Organizations often open banking accounts at nearby institutions, while some groups, such as fraternities, sororities and clubs on campus, are required to pay money through their student activities, but without many modern banking features.
Many co-founder and CEO Daniel Grunstein told TechCrunch that the company designed its mobile app for the specific needs of club treasurers so they can perform tasks, for example, requesting and collecting member dues and tax reporting, digitally as opposed to physically sending payment notices every moon.
The company entered the “crowded space” for organizational management. For example, Heylo raised $1.5 million in seed funding this year for its member-matching app, while OurHouse and OmegaFi are specifically targeting fraternities and sororities.
Crowded offers both physical and virtual debit cards for its members, but organizations can also link their own existing bank accounts. One of the ways Grunstein says his company is different is that instead of charging a subscription fee, Crowded collects an interchange fee from merchants when the debit card is used to make a purchase. It also charges a processing fee for member payments of around 3% or $5 per payment, which Grunstein says is lower than the industry average of 8%.
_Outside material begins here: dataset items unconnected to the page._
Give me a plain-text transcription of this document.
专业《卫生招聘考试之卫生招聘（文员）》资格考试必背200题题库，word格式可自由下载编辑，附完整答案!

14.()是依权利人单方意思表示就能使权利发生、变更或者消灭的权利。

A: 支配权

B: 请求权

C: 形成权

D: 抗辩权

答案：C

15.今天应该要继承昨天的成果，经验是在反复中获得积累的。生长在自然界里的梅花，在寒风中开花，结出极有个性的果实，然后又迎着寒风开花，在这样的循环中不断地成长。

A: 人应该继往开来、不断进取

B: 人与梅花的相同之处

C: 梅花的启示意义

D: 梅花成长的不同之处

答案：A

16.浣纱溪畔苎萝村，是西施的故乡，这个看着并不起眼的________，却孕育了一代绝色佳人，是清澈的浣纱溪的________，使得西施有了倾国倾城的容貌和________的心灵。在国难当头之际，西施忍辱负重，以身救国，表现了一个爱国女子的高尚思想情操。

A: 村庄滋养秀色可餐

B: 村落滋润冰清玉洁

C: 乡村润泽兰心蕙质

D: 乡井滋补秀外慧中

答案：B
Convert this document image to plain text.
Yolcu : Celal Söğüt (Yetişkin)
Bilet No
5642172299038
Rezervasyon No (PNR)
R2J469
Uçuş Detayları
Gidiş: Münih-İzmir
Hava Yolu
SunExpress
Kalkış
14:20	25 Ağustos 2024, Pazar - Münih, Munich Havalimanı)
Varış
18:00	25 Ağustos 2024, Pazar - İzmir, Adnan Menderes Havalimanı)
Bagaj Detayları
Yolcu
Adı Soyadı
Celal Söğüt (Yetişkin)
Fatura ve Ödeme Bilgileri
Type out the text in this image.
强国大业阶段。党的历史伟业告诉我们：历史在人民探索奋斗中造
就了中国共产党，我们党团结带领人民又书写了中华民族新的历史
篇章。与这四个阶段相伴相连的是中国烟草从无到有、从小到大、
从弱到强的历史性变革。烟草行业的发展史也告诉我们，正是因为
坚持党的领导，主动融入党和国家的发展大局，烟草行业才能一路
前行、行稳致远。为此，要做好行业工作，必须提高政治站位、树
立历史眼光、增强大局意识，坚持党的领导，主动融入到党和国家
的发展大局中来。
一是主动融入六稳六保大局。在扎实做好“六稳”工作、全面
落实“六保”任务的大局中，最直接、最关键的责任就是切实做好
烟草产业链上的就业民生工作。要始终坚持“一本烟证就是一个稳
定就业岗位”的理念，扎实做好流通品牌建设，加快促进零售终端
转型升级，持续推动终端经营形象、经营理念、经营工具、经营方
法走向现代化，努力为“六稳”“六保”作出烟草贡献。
Grunstein started the company with Dvir Hanum, Darryl Gecelter and Dor Kleinmann in June 2021. The previous founders were either in financial technology or from alumni network technology. Grunstein himself has a background in fintech and enterprise software, previously working with JP Morgan Chase.
Meanwhile, after launching a year ago with five clients, Crowded has grown to 300 chapter clients using the platform, with letters of intent signed with another 1,200 chapters.
The company’s seed round was led by Garage and included Deel co-founder Philippe Bouaziz, Innoventure Partners’ Michael Marks and a group of former bank executives.
The new funding will be used to build the platform, marketing and compliance as it relates to nonprofit finance. The platform was previously in closed beta, but Grunstein wants to open it up and continue to build features, including automation from the client side. He also said the company is on track to reach $1 million in annual recurring revenue.
“We are working on completing the feature build so that what our customers do at a regular bank they can do with us,” he added. “We also want to add a self-service component, enter new markets, continue to grow in the college and diversify our customer base. We will plan to do a Series A next year if we can achieve that.”